In Shamela, Fielding paints the leading female as a seductress with a lurid past — including a “slip with Parson Williams” that resulted Shamela “having had a small One” by him (315-16) — who plots and schemes with other seemingly innocent characters from Richardson’s novel to trick Squire Booby, as he is known in the novel, into marrying her, all while she is carrying on an affair with Williams.

The best part about Fielding’s work is its believability. It plays on Mr. B’s suspicions of a relationship between Pamela and Williams in the original novel, as “evidenced” by Williams’ offer to marry Pamela to free her from Mr. B’s imprisonment. In Shamela, it is all a game, and she is pulling the strings, feigning virginity and purity while maintaining a relationship with Mr. Williams the entire time.

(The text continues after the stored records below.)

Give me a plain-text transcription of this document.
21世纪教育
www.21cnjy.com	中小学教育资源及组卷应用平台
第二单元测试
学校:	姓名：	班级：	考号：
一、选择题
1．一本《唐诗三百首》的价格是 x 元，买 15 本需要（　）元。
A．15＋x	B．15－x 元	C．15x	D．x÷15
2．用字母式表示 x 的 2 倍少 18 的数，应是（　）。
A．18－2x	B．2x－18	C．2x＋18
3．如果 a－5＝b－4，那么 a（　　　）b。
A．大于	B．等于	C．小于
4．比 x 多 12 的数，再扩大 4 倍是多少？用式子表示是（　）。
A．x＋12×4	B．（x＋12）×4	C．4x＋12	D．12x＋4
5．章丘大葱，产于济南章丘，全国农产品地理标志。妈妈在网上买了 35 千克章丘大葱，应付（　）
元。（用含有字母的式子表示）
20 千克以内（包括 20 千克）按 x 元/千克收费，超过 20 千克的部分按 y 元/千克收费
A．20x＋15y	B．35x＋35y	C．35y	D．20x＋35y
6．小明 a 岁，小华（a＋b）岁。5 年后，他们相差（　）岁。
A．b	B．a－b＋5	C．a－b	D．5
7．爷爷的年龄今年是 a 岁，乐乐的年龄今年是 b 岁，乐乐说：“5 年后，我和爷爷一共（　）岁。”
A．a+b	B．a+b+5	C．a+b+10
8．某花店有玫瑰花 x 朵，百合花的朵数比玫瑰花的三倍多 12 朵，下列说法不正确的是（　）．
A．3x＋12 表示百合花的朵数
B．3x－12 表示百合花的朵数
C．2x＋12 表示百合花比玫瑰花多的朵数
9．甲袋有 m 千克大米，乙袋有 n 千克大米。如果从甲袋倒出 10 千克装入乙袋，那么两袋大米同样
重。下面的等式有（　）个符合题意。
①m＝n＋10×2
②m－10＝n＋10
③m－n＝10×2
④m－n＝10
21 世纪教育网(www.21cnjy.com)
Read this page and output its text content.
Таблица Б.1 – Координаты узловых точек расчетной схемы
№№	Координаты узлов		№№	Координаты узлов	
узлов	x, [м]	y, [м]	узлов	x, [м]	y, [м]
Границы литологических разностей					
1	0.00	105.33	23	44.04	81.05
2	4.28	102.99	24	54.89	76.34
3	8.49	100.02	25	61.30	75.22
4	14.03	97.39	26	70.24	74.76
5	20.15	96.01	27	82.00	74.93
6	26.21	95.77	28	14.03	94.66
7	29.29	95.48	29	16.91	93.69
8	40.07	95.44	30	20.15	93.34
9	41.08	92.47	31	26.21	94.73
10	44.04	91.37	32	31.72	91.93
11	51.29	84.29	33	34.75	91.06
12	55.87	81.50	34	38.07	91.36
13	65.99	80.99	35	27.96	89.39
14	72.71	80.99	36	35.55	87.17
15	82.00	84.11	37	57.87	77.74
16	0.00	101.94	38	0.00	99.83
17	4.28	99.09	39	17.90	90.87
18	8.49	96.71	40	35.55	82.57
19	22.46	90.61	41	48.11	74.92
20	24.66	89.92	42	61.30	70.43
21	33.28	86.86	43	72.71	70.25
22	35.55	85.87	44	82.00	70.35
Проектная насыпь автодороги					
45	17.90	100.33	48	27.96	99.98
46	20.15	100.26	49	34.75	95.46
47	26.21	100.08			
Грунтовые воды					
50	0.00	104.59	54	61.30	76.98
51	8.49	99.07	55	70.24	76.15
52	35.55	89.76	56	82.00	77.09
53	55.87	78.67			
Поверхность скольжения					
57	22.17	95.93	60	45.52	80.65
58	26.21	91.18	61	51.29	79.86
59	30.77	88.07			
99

Fielding also takes scenes from Richardson’s novel where Mr. B suspected Pamela’s behavior to be a farce and validates his suspicions. For instance, when Richardson’s Pamela falls into a fit after being assaulted in the Summer-house, Mr. B questions her authenticity:

“O Sir, said she, for your Honour’s sake, and for Christ’s sake — But he would not hear her, and said — For your own sake, I tell you, Mrs. Jervis, say not a Word more. I have done her no harm. And I won’t have her stay in my House; prating, perverse Fool, as she is! But since she is so apt to fall into Fits, or at least pretend to do so, prepare her to see me To-morrow after Dinner, in my Mother’s Closet, and do you be with her, and you shall hear what passes between us” (“Pamela,” 32-33).

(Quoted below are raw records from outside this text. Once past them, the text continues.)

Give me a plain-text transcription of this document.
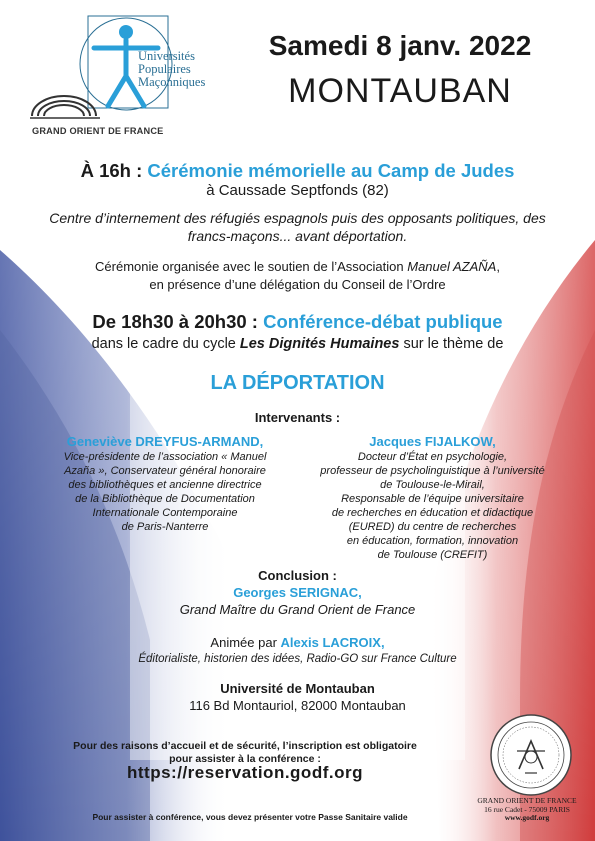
Universités
Populaires
Maçonniques
GRAND ORIENT DE FRANCE
Samedi 8 janv. 2022
MONTAUBAN
À 16h : Cérémonie mémorielle au Camp de Judes
à Caussade Septfonds (82)
Centre d’internement des réfugiés espagnols puis des opposants politiques, des francs-maçons... avant déportation.
Cérémonie organisée avec le soutien de l’Association Manuel AZAÑA,
en présence d’une délégation du Conseil de l’Ordre
De 18h30 à 20h30 : Conférence-débat publique
dans le cadre du cycle Les Dignités Humaines sur le thème de
LA DÉPORTATION
Intervenants :
Geneviève DREYFUS-ARMAND,
Vice-présidente de l’association « Manuel
Azaña », Conservateur général honoraire
des bibliothèques et ancienne directrice
de la Bibliothèque de Documentation
Internationale Contemporaine
de Paris-Nanterre
Jacques FIJALKOW,
Docteur d’État en psychologie,
professeur de psycholinguistique à l’université
de Toulouse-le-Mirail,
Responsable de l’équipe universitaire
de recherches en éducation et didactique
(EURED) du centre de recherches
en éducation, formation, innovation
de Toulouse (CREFIT)
Conclusion :
Georges SERIGNAC,
Grand Maître du Grand Orient de France
Animée par Alexis LACROIX,
Éditorialiste, historien des idées, Radio-GO sur France Culture
Université de Montauban
116 Bd Montauriol, 82000 Montauban
Pour des raisons d’accueil et de sécurité, l’inscription est obligatoire
pour assister à la conférence :
https://reservation.godf.org
Pour assister à conférence, vous devez présenter votre Passe Sanitaire valide
GRAND ORIENT DE FRANCE
16 rue Cadet - 75009 PARIS
www.godf.org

Fielding validates Mr. B’s suspicions that Shamela (the “real” Pamela) is less than authentic and merely acting:

“Mrs. Jervis and I are just in Bed, and the Door unlocked; if my Master should come —- Odsbobs! I hear him just coming in at the Door. You see I write in the present Tense, as Parson Williams says. Well, he is in Bed between us, we both shamming a Sleep he steals his Hand into my Bosom, which I, as if in my Sleep, press close to me with mine, and then pretend to awake. — I no sooner see him, but I scream out to Mrs. Jervis, she feigns likewise but just to come to herself; we both begin, she to becall, and I to bescratch very liberally. After having made a pretty free Use of my Fingers, without any great Regard to the Parts I attack’d, I counterfeit a Swoon” (“Shamela,” 318).

In the introduction to Fielding’s work, the editors even point this out:

“Fielding, in short, had all his cues set out before him in Pamela itself, and from this point of view, Shamela begins to look less like an attack on Richardson’s text than the intelligent realization or grateful comic development of one of its aspects” (xvii).